Het hof stelt voorop dat de enkele omstandigheid dat een ander die een soortgelijk delict heeft begaan niet wordt vervolgd, niet met zich brengt dat de onderhavige vervolging per definitie in strijd zou zijn met beginselen van een goede procesorde. Daar komt nog bij dat de feiten en omstandigheden in de onderhavige zaak aanmerkelijk verschillen van de zaak waarnaar is verwezen, terwijl bovendien niet is gebleken dat in die zaak aangifte is gedaan of strafrechtelijk onderzoek heeft plaatsgevonden op basis waarvan het openbaar ministerie tot vervolging had kunnen overgaan. In zoverre is de door de verdediging aangedragen zaak niet vergelijkbaar met de onderhavige en is mitsdien geen sprake van schending van het gelijkheidsbeginsel. Het verweer wordt verworpen. Het openbaar ministerie is, nu ook overigens niet is gebleken van vervolgingsbeletselen, ontvankelijk in de vervolging.
Bevestiging
Het hof is van oordeel dat de rechtbank op juiste gronden heeft beslist en zal het vonnis bevestigen behalve voor zover het de strafoplegging en de beslissing op de vordering tot schadevergoeding van de benadeelde partij betreft.
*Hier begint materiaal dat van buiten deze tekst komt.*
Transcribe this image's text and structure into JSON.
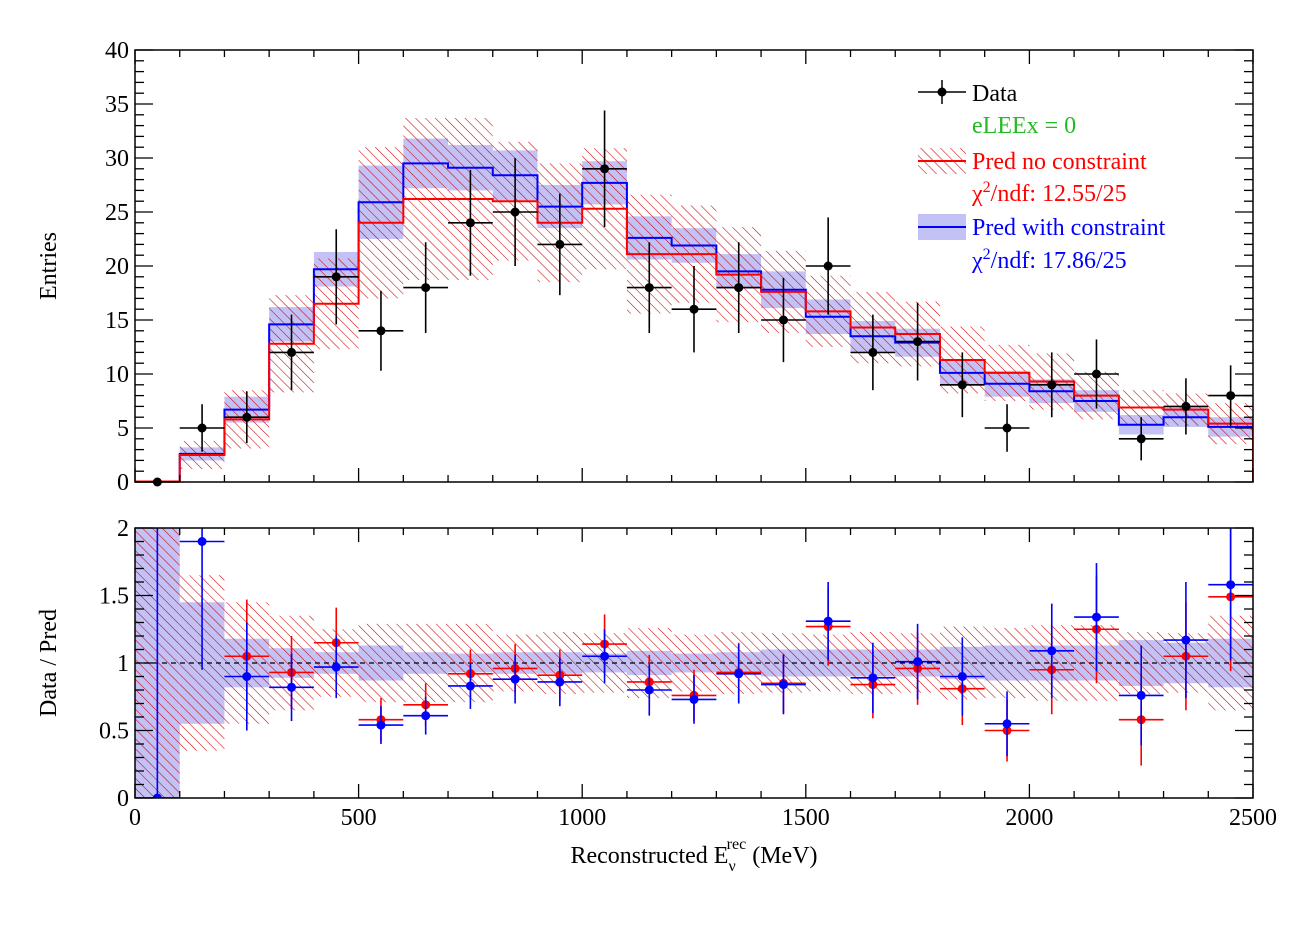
{
  "figure_title": "",
  "xaxis": {
    "label_main": "Reconstructed E",
    "label_sup": "rec",
    "label_sub": "ν",
    "label_unit": " (MeV)"
  },
  "legend": {
    "data": "Data",
    "elee": "eLEEx =  0",
    "pred_nc": "Pred no constraint",
    "chi2_nc_chi": "χ",
    "chi2_nc_sup": "2",
    "chi2_nc_rest": "/ndf: 12.55/25",
    "pred_wc": "Pred with constraint",
    "chi2_wc_chi": "χ",
    "chi2_wc_sup": "2",
    "chi2_wc_rest": "/ndf: 17.86/25"
  },
  "colors": {
    "data": "#000000",
    "no_constraint": "#ff0000",
    "with_constraint": "#0000ff",
    "band_wc": "#b7b7f5",
    "elee": "#22bb22"
  },
  "chart_data": [
    {
      "type": "histogram",
      "title": "",
      "ylabel": "Entries",
      "xlabel": "",
      "xlim": [
        0,
        2500
      ],
      "ylim": [
        0,
        40
      ],
      "xticks": [
        0,
        500,
        1000,
        1500,
        2000,
        2500
      ],
      "yticks": [
        0,
        5,
        10,
        15,
        20,
        25,
        30,
        35,
        40
      ],
      "bin_edges": [
        0,
        100,
        200,
        300,
        400,
        500,
        600,
        700,
        800,
        900,
        1000,
        1100,
        1200,
        1300,
        1400,
        1500,
        1600,
        1700,
        1800,
        1900,
        2000,
        2100,
        2200,
        2300,
        2400,
        2500
      ],
      "series": [
        {
          "name": "Pred no constraint",
          "values": [
            0.05,
            2.5,
            5.8,
            12.8,
            16.5,
            24.0,
            26.2,
            26.2,
            26.0,
            24.0,
            25.3,
            21.1,
            21.1,
            19.2,
            17.6,
            15.8,
            14.3,
            13.7,
            11.3,
            10.1,
            9.3,
            8.0,
            6.9,
            6.7,
            5.4
          ],
          "err": [
            0.05,
            1.3,
            2.7,
            4.5,
            4.2,
            7.0,
            7.5,
            7.5,
            5.5,
            5.5,
            5.6,
            5.5,
            4.5,
            4.4,
            3.8,
            3.3,
            3.3,
            3.0,
            3.1,
            2.6,
            2.6,
            2.2,
            1.6,
            1.5,
            1.9
          ]
        },
        {
          "name": "Pred with constraint",
          "values": [
            0.05,
            2.6,
            6.7,
            14.6,
            19.7,
            25.9,
            29.5,
            29.1,
            28.4,
            25.5,
            27.7,
            22.6,
            21.9,
            19.5,
            17.8,
            15.3,
            13.5,
            12.9,
            10.1,
            9.1,
            8.4,
            7.5,
            5.3,
            6.0,
            5.1
          ],
          "err": [
            0.05,
            0.6,
            1.2,
            1.6,
            1.6,
            3.4,
            2.3,
            2.1,
            2.3,
            2.0,
            2.0,
            2.0,
            1.6,
            1.6,
            1.7,
            1.6,
            1.4,
            1.3,
            1.2,
            1.2,
            1.1,
            1.0,
            0.9,
            0.9,
            0.9
          ]
        },
        {
          "name": "Data",
          "values": [
            0,
            5,
            6,
            12,
            19,
            14,
            18,
            24,
            25,
            22,
            29,
            18,
            16,
            18,
            15,
            20,
            12,
            13,
            9,
            5,
            9,
            10,
            4,
            7,
            8
          ],
          "err": [
            0,
            2.2,
            2.4,
            3.5,
            4.4,
            3.7,
            4.2,
            4.9,
            5.0,
            4.7,
            5.4,
            4.2,
            4.0,
            4.2,
            3.9,
            4.5,
            3.5,
            3.6,
            3.0,
            2.2,
            3.0,
            3.2,
            2.0,
            2.6,
            2.8
          ]
        }
      ]
    },
    {
      "type": "ratio",
      "title": "",
      "ylabel": "Data / Pred",
      "xlabel": "Reconstructed E_ν^rec (MeV)",
      "xlim": [
        0,
        2500
      ],
      "ylim": [
        0,
        2
      ],
      "xticks": [
        0,
        500,
        1000,
        1500,
        2000,
        2500
      ],
      "yticks": [
        0,
        0.5,
        1,
        1.5,
        2
      ],
      "x_centers": [
        50,
        150,
        250,
        350,
        450,
        550,
        650,
        750,
        850,
        950,
        1050,
        1150,
        1250,
        1350,
        1450,
        1550,
        1650,
        1750,
        1850,
        1950,
        2050,
        2150,
        2250,
        2350,
        2450
      ],
      "series": [
        {
          "name": "Pred no constraint (red)",
          "values": [
            null,
            null,
            1.05,
            0.93,
            1.15,
            0.58,
            0.69,
            0.92,
            0.96,
            0.91,
            1.14,
            0.86,
            0.76,
            0.93,
            0.85,
            1.27,
            0.84,
            0.96,
            0.81,
            0.5,
            0.95,
            1.25,
            0.58,
            1.05,
            1.49
          ],
          "err": [
            null,
            null,
            0.42,
            0.27,
            0.26,
            0.16,
            0.16,
            0.18,
            0.18,
            0.19,
            0.22,
            0.2,
            0.19,
            0.22,
            0.22,
            0.29,
            0.25,
            0.27,
            0.27,
            0.23,
            0.33,
            0.4,
            0.34,
            0.4,
            0.55
          ]
        },
        {
          "name": "Pred with constraint (blue)",
          "values": [
            0.0,
            1.9,
            0.9,
            0.82,
            0.97,
            0.54,
            0.61,
            0.83,
            0.88,
            0.86,
            1.05,
            0.8,
            0.73,
            0.92,
            0.84,
            1.31,
            0.89,
            1.01,
            0.9,
            0.55,
            1.09,
            1.34,
            0.76,
            1.17,
            1.58
          ],
          "err": [
            2.0,
            0.95,
            0.4,
            0.25,
            0.23,
            0.14,
            0.14,
            0.17,
            0.18,
            0.18,
            0.2,
            0.19,
            0.18,
            0.22,
            0.22,
            0.29,
            0.26,
            0.28,
            0.29,
            0.24,
            0.35,
            0.4,
            0.37,
            0.43,
            0.56
          ]
        }
      ],
      "band_no_constraint": [
        1.0,
        0.65,
        0.45,
        0.35,
        0.25,
        0.29,
        0.29,
        0.29,
        0.21,
        0.23,
        0.22,
        0.26,
        0.21,
        0.23,
        0.22,
        0.21,
        0.23,
        0.22,
        0.27,
        0.26,
        0.28,
        0.28,
        0.23,
        0.22,
        0.35
      ],
      "band_with_constraint": [
        1.0,
        0.45,
        0.18,
        0.11,
        0.08,
        0.13,
        0.08,
        0.07,
        0.08,
        0.08,
        0.07,
        0.09,
        0.07,
        0.08,
        0.1,
        0.1,
        0.1,
        0.1,
        0.12,
        0.13,
        0.13,
        0.13,
        0.17,
        0.15,
        0.18
      ],
      "reference_line": 1
    }
  ]
}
Ten aanzien van deze onderdelen van het vonnis komt het hof tot een andere beslissing dan de rechtbank. In zoverre zal het vonnis dan ook worden vernietigd en treedt dit arrest in de plaats van het vonnis. Voorts wordt het vonnis aangevuld met voormelde overwegingen op het verweer omtrent de ontvankelijkheid van het openbaar ministerie in de vervolging van verdachte.
Strafoplegging
Voorwaardelijke gevangenisstraf voor de duur van 2 maanden
Taakstraf voor de duur van 120 uur
De raadsman heeft het hof gevraagd af te zien van het opleggen van een straf of maatregel, of anders te volstaan met een geheel voorwaardelijke straf zoals door de rechtbank is opgelegd. In dat kader heeft de raadsman naar voren gebracht dat verdachte, meende in zijn recht te staan vanwege de (te) late uitkering van de subsidiebedragen.
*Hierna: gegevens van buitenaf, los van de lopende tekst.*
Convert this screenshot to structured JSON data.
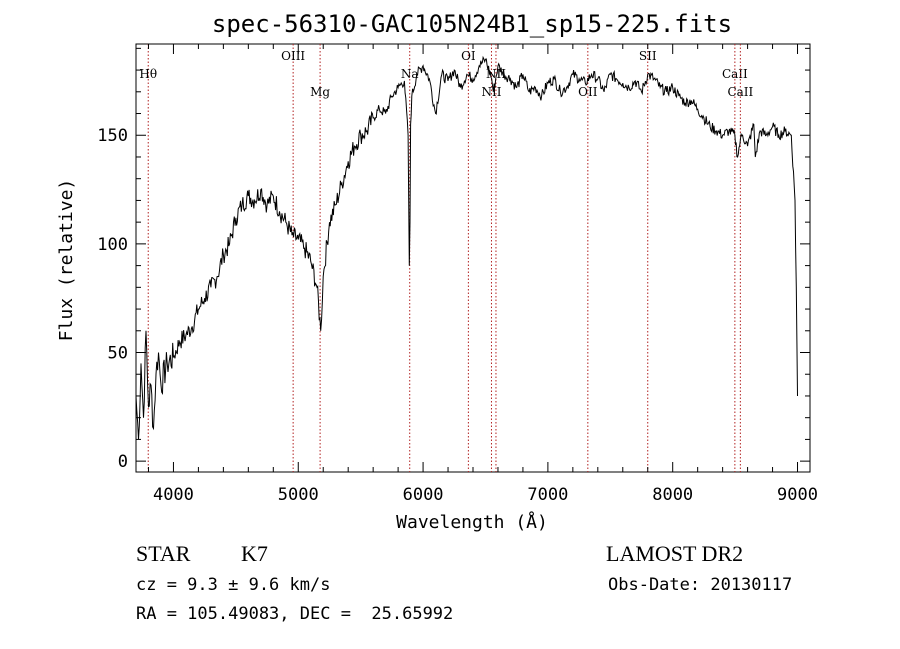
{
  "chart_data": {
    "type": "line",
    "title": "spec-56310-GAC105N24B1_sp15-225.fits",
    "xlabel": "Wavelength (Å)",
    "ylabel": "Flux (relative)",
    "xlim": [
      3700,
      9100
    ],
    "ylim": [
      -5,
      192
    ],
    "xticks": [
      4000,
      5000,
      6000,
      7000,
      8000,
      9000
    ],
    "yticks": [
      0,
      50,
      100,
      150
    ],
    "grid": false,
    "line_color": "#000000",
    "marker_color": "#b22222",
    "spectrum": {
      "x": [
        3700,
        3720,
        3740,
        3760,
        3780,
        3800,
        3820,
        3840,
        3860,
        3880,
        3900,
        3950,
        4000,
        4050,
        4100,
        4150,
        4200,
        4250,
        4300,
        4350,
        4400,
        4450,
        4500,
        4550,
        4600,
        4650,
        4700,
        4750,
        4800,
        4850,
        4900,
        4950,
        5000,
        5050,
        5100,
        5150,
        5180,
        5200,
        5250,
        5300,
        5350,
        5400,
        5450,
        5500,
        5550,
        5600,
        5650,
        5700,
        5750,
        5800,
        5850,
        5880,
        5890,
        5895,
        5900,
        5910,
        5950,
        6000,
        6050,
        6100,
        6150,
        6200,
        6250,
        6300,
        6350,
        6400,
        6450,
        6500,
        6550,
        6563,
        6600,
        6650,
        6700,
        6750,
        6800,
        6850,
        6900,
        6950,
        7000,
        7050,
        7100,
        7150,
        7200,
        7250,
        7300,
        7350,
        7400,
        7450,
        7500,
        7550,
        7600,
        7650,
        7700,
        7750,
        7800,
        7850,
        7900,
        7950,
        8000,
        8050,
        8100,
        8150,
        8200,
        8250,
        8300,
        8350,
        8400,
        8450,
        8498,
        8520,
        8542,
        8560,
        8600,
        8650,
        8662,
        8700,
        8750,
        8800,
        8850,
        8900,
        8950,
        8980,
        8990,
        9000
      ],
      "y": [
        30,
        10,
        45,
        20,
        60,
        25,
        35,
        15,
        40,
        50,
        35,
        45,
        48,
        55,
        58,
        62,
        70,
        75,
        80,
        85,
        95,
        100,
        112,
        118,
        122,
        120,
        125,
        118,
        122,
        115,
        110,
        104,
        102,
        98,
        92,
        80,
        60,
        85,
        110,
        118,
        128,
        138,
        145,
        150,
        152,
        158,
        162,
        160,
        168,
        172,
        175,
        150,
        90,
        110,
        155,
        168,
        178,
        182,
        176,
        160,
        178,
        175,
        180,
        172,
        178,
        176,
        182,
        185,
        176,
        170,
        182,
        178,
        176,
        172,
        178,
        170,
        172,
        168,
        174,
        176,
        170,
        172,
        178,
        176,
        174,
        178,
        176,
        170,
        178,
        176,
        174,
        172,
        175,
        170,
        178,
        176,
        172,
        170,
        172,
        168,
        165,
        166,
        162,
        158,
        154,
        152,
        150,
        152,
        150,
        140,
        148,
        150,
        145,
        155,
        140,
        152,
        150,
        154,
        150,
        152,
        150,
        120,
        80,
        30
      ],
      "absorption_lines": [
        {
          "label": "Hθ",
          "x": 3798
        },
        {
          "label": "OIII",
          "x": 4959
        },
        {
          "label": "Mg",
          "x": 5175
        },
        {
          "label": "Na",
          "x": 5893
        },
        {
          "label": "OI",
          "x": 6363
        },
        {
          "label": "NII",
          "x": 6548
        },
        {
          "label": "NII",
          "x": 6584
        },
        {
          "label": "OII",
          "x": 7320
        },
        {
          "label": "SII",
          "x": 7800
        },
        {
          "label": "CaII",
          "x": 8498
        },
        {
          "label": "CaII",
          "x": 8542
        }
      ]
    }
  },
  "info": {
    "object_class": "STAR",
    "subclass": "K7",
    "cz": "cz = 9.3 ± 9.6 km/s",
    "coords": "RA = 105.49083, DEC =  25.65992",
    "survey": "LAMOST DR2",
    "obs_date": "Obs-Date: 20130117"
  }
}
Het hof stelt voorop dat de verdachte bij zijn aantreden als lid van de Provinciale Staten de eed c.q. belofte heeft afgelegd dat hij ‘de wetten’ zal nakomen. Dit brengt met zich dat van hem mocht worden verwacht dat hij de nodige prudentie aan de dag zou leggen inzake de naleving van de voor hem q.q. geldende rechtsregels waartoe uitdrukkelijk moet worden gerekend de in deze toepasselijke Verordening ondersteuning Statenfracties provincie Fryslân 2014. Voorts overweegt het hof het volgende.
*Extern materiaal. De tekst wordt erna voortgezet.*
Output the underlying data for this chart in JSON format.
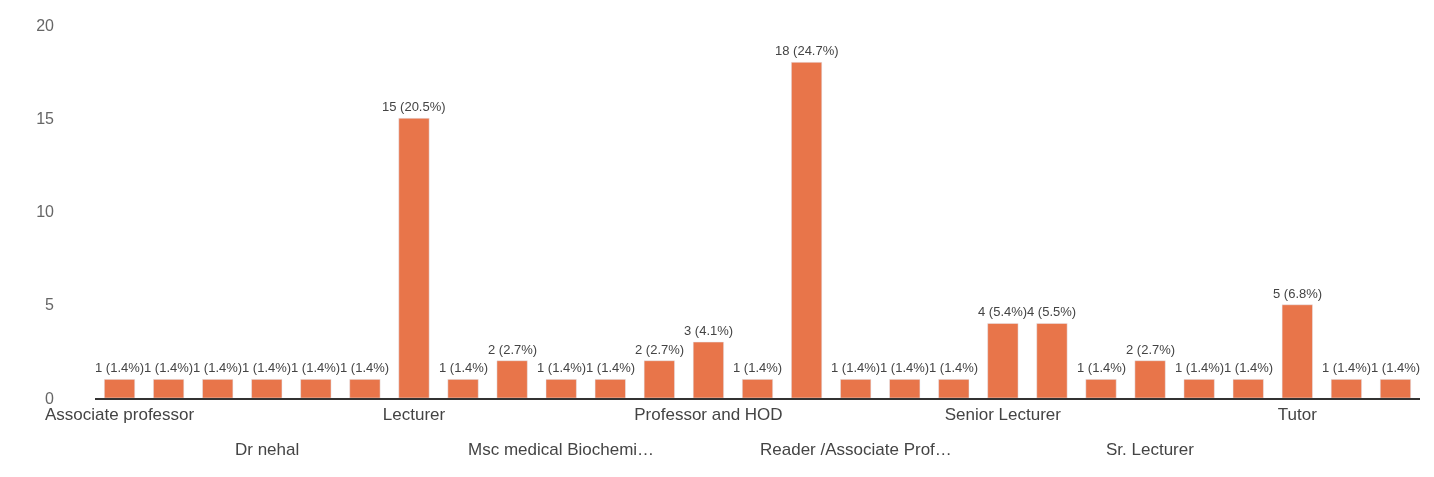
{
  "chart_data": {
    "type": "bar",
    "categories": [
      "Associate professor",
      null,
      null,
      "Dr nehal",
      null,
      null,
      "Lecturer",
      null,
      null,
      "Msc medical Biochemi…",
      null,
      null,
      "Professor and HOD",
      null,
      null,
      "Reader /Associate Prof…",
      null,
      null,
      "Senior Lecturer",
      null,
      null,
      "Sr. Lecturer",
      null,
      null,
      "Tutor",
      null,
      null
    ],
    "values": [
      1,
      1,
      1,
      1,
      1,
      1,
      15,
      1,
      2,
      1,
      1,
      2,
      3,
      1,
      18,
      1,
      1,
      1,
      4,
      4,
      1,
      2,
      1,
      1,
      5,
      1,
      1
    ],
    "value_labels": [
      "1 (1.4%)",
      "1 (1.4%)",
      "1 (1.4%)",
      "1 (1.4%)",
      "1 (1.4%)",
      "1 (1.4%)",
      "15 (20.5%)",
      "1 (1.4%)",
      "2 (2.7%)",
      "1 (1.4%)",
      "1 (1.4%)",
      "2 (2.7%)",
      "3 (4.1%)",
      "1 (1.4%)",
      "18 (24.7%)",
      "1 (1.4%)",
      "1 (1.4%)",
      "1 (1.4%)",
      "4 (5.4%)",
      "4 (5.5%)",
      "1 (1.4%)",
      "2 (2.7%)",
      "1 (1.4%)",
      "1 (1.4%)",
      "5 (6.8%)",
      "1 (1.4%)",
      "1 (1.4%)"
    ],
    "color": "#e8754a",
    "ylim": [
      0,
      20
    ],
    "yticks": [
      0,
      5,
      10,
      15,
      20
    ],
    "grid": false,
    "legend": false
  }
}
Het standpunt van verdachte ontbeert naar het oordeel van het hof feitelijke grondslag. Uit het dossier blijkt immers dat verdachte al op 30 april 2014, twee weken nadat hij het bankrekeningnummer van zijn pas opgerichte stichting doorgaf, is meegedeeld dat hem voorschotten van in totaal €20.127,21 zouden worden uitbetaald, wat binnen vijf weken daarna ook daadwerkelijk is gebeurd. Op basis hiervan had verdachte fractiemedewerkers kunnen werven en inhuren. Overigens blijkt niet dat verdachte daartoe daadwerkelijk tijdig pogingen heeft ondernomen. Wat hier verder ook van zij, de Verordening ondersteuning Statenfracties provincie Fryslân 2014 verbiedt uitdrukkelijk dat statenleden hun ambt combineren met een functie als fractiemedewerker. In de toelichting op de Verordening is daarnaast nadrukkelijk gewezen op artikel 96, eerste lid, van de Provinciewet, waarin expliciet is uitgesloten dat statenleden enige andere vergoeding of tegemoetkoming ten laste van de provincie ontvangen dan de vergoedingen waarop zij als statenlid recht hebben. Daarbij wordt opgemerkt de zgn. doelbinding van het geld verband houdt met het uitgangspunt dat politieke partijen zich ter wille van de zuiverheid van de politiek geen bijdragen schenken. Het hof merkt op dat het belang van ‘de zuiverheid van de politiek’ nauwelijks kan worden overschat.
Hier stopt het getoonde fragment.